SMILES Parser

The SMILES parser converts a SMILES string into a MolGraph. It is split into a lexer (tokenizer) and a parser (graph builder), following the standard compiler front-end pattern.

Lexer (smiles/lexer.rs)

The lexer reads the SMILES string character by character and produces a stream of Token values.

#![allow(unused)]
fn main() {
pub enum Token {
    Atom { element: Element, aromatic: bool },
    BracketAtom { isotope, element, aromatic, h_count, charge, map_num, chirality },
    Bond(BondType),
    BondStereo(char),     // '/' or '\'
    RingClosure(u8),      // ring closure digit or %nn
    OpenBranch,           // '('
    CloseBranch,          // ')'
    Dot,                  // '.'
}
}

Key tokenization rules:

  • Organic subset atoms (B, C, N, O, P, S, F, Cl, Br, I) and their lowercase aromatic counterparts (c, n, o, s, p) are emitted as Token::Atom.
  • Bracket atoms ([NH3], [2H], [Fe+2], [13C@@H]) are parsed as Token::BracketAtom with all fields decoded inline.
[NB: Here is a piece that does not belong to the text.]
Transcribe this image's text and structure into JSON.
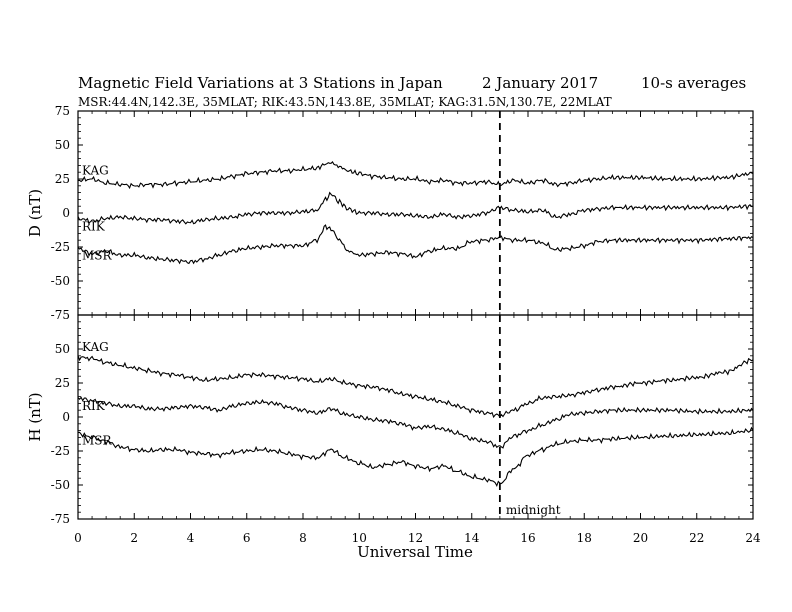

Two-character element symbols (Cl, Br, Se, etc.) require look-ahead.
  • Ring closures are %NN for two-digit ring numbers (e.g., %10) or single digits (0–9).
  • Stereo tokens (/, \) are consumed but stored only as BondStereo; stereo is not used by fingerprinting algorithms.

Parser (smiles/parser.rs)

The parser takes the token stream and builds a MolGraph incrementally.

State maintained during parsing:

#![allow(unused)]
fn main() {
let mut current: Option<NodeIndex> = None;
let mut branch_stack: Vec<NodeIndex> = Vec::new();
let mut pending_bond: Option<BondType> = None;
let mut ring_map: HashMap<u8, (NodeIndex, Option<BondType>)> = HashMap::new();
}

The token dispatch:

TokenAction
Atom / BracketAtomAdd node; connect to current with pending_bond or default bond; set current
BondStore in pending_bond
BondStereoIgnored (no pending_bond change)
OpenBranchPush current onto branch_stack
CloseBranchPop branch_stack; restore current; clear pending_bond
RingClosureIf ring_id seen before: add closure edge; else store in ring_map
DotSet current = None (start new fragment)

Default bond inference

When no explicit bond token precedes an atom, the parser infers the bond type:

  • If both the previous atom and the new atom are aromatic → BondType::Aromatic
  • Otherwise → BondType::Single

Ring closure bond type

When a ring closure digit appears twice, the bond type is resolved in this priority order:

  1. The pending_bond at the closing digit (if set explicitly)
  2. The bond type stored when the ring was opened (if set explicitly)
  3. Inferred from the aromaticity of the two ring-closure atoms

Error handling

The parser returns Result<MolGraph, ParseError> where ParseError covers:

  • Lexer(LexerError) — invalid characters in the SMILES string
  • UnmatchedRing(u8) — a ring closure digit that was never closed
  • UnmatchedBranch — mismatched ( or )
  • Empty — empty input string
  • DanglingBond — a bond token with no subsequent atom

Post-processing

After the token loop, the parser runs two passes:

  1. graph.assign_implicit_hydrogens() — computes h_count for every atom
  2. assign_ring_info(&mut graph) — runs SSSR and sets in_ring and ring_sizes on atoms

These are called unconditionally, so every MolGraph produced by parse_smiles has fully-populated ring and hydrogen information.

Public API

#![allow(unused)]
fn main() {
// smiles/mod.rs
pub use parser::parse as parse_smiles;
}

Usage:

#![allow(unused)]
fn main() {
use molprint_core::smiles::parse_smiles;

let mol = parse_smiles("CC(=O)O").unwrap(); // acetic acid
}

Fuzz testing

The SMILES lexer and parser are covered by a libFuzzer fuzz target at fuzz/fuzz_targets/fuzz_smiles.rs. The target feeds arbitrary byte strings into parse_smiles and checks that it never panics — only returns Ok or Err. This uncovered several edge cases during development, particularly around multi-digit ring closures and unusual bracket atom encodings.